Sunday, April 24, 2011

Day 186 - Girls

Thought of the day:  PBS Newshour is broadcasting a 6-part series called Autism Now reported by Robert MacNeil.  Robert came out of retirement to do the series because his grandson had autism so he had seen the ailment and the impact of it on the family first hand.  The story of his grandson was told in part-1 of the series and it was deeply touching.
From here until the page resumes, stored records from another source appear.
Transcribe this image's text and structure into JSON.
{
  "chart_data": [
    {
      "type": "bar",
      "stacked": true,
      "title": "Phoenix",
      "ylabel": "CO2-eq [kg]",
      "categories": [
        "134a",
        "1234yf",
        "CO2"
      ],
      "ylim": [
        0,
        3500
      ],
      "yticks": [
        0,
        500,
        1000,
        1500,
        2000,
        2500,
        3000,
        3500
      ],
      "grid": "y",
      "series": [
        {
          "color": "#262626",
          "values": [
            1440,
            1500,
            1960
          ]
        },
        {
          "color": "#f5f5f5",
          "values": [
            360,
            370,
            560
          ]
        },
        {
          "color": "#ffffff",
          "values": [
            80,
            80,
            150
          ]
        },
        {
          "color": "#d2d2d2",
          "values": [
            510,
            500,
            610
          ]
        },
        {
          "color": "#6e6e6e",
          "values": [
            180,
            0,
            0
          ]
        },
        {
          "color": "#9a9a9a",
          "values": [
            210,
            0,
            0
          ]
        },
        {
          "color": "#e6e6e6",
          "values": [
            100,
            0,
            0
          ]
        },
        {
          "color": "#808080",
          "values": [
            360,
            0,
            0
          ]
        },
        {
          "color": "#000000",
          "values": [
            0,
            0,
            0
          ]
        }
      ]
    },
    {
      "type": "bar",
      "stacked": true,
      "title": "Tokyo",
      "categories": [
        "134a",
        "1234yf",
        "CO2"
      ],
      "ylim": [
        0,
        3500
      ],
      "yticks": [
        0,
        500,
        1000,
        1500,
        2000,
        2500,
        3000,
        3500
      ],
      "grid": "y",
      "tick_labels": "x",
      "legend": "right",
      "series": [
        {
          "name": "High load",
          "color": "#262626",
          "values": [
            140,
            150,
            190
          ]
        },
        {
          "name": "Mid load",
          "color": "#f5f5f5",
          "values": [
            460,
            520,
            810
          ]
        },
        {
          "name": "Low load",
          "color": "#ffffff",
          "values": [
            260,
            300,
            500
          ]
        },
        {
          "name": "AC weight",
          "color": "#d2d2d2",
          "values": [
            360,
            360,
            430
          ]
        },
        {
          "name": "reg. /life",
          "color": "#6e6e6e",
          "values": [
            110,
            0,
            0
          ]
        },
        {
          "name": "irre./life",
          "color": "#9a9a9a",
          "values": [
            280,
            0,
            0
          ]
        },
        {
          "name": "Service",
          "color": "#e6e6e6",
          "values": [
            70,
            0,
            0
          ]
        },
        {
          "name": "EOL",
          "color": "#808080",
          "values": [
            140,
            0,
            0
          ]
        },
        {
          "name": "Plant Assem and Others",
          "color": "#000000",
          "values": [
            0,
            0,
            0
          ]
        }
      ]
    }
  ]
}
Autism is definitely on the rise.  It's now affecting 1 in every 110 children in America - that's a large number of kids every year - and it has been declared a national health emergency.  One part of the series explored the plausible causes of the rise of autism.  Only a small part of could be explained by a better detection and reporting of this disorder.  The main plausible cause for the rise lied in the toxicity of the environment - the 70,000 commonly used chemicals, some of which used directly on our bodies, could have an accumulative, unexpected effects on our health starting from the moment we were conceived, and in some cases long before that.  The long term effect of Agent Orange on Vietnamese kids is one dramatic example, but there could be many other not-so-obvious interactions between the environment and our body that we're not aware of.  One expert attributed autism to a genetic predisposition triggered by chemicals in our environment that broke down or overwhelmed our immune system.  The same thing could likely explain the rise of allergies, asthma, food sensitivities, multiple chemical sensitivities, infertility, cancer, and other ailments that we hear more and more of every day.  Our individual genetic make-up is playing a Russian roulette with the chemicals we are exposed to every day - it's scary to think about it this way but I don't see any positive way of describing the situation.  We can try our best to protect ourselves and our families and push through environmental regulations.  However, there's a lot that we don't have control of at this point in time, and the consequence is a human cost of development that is just impossible to bear.

Photo of the day:
Girls on the bike on Greenbriar.  Lila was napping on the bike seat.  The concern for our children can turn each one of us into an environmentalist like nothing else can.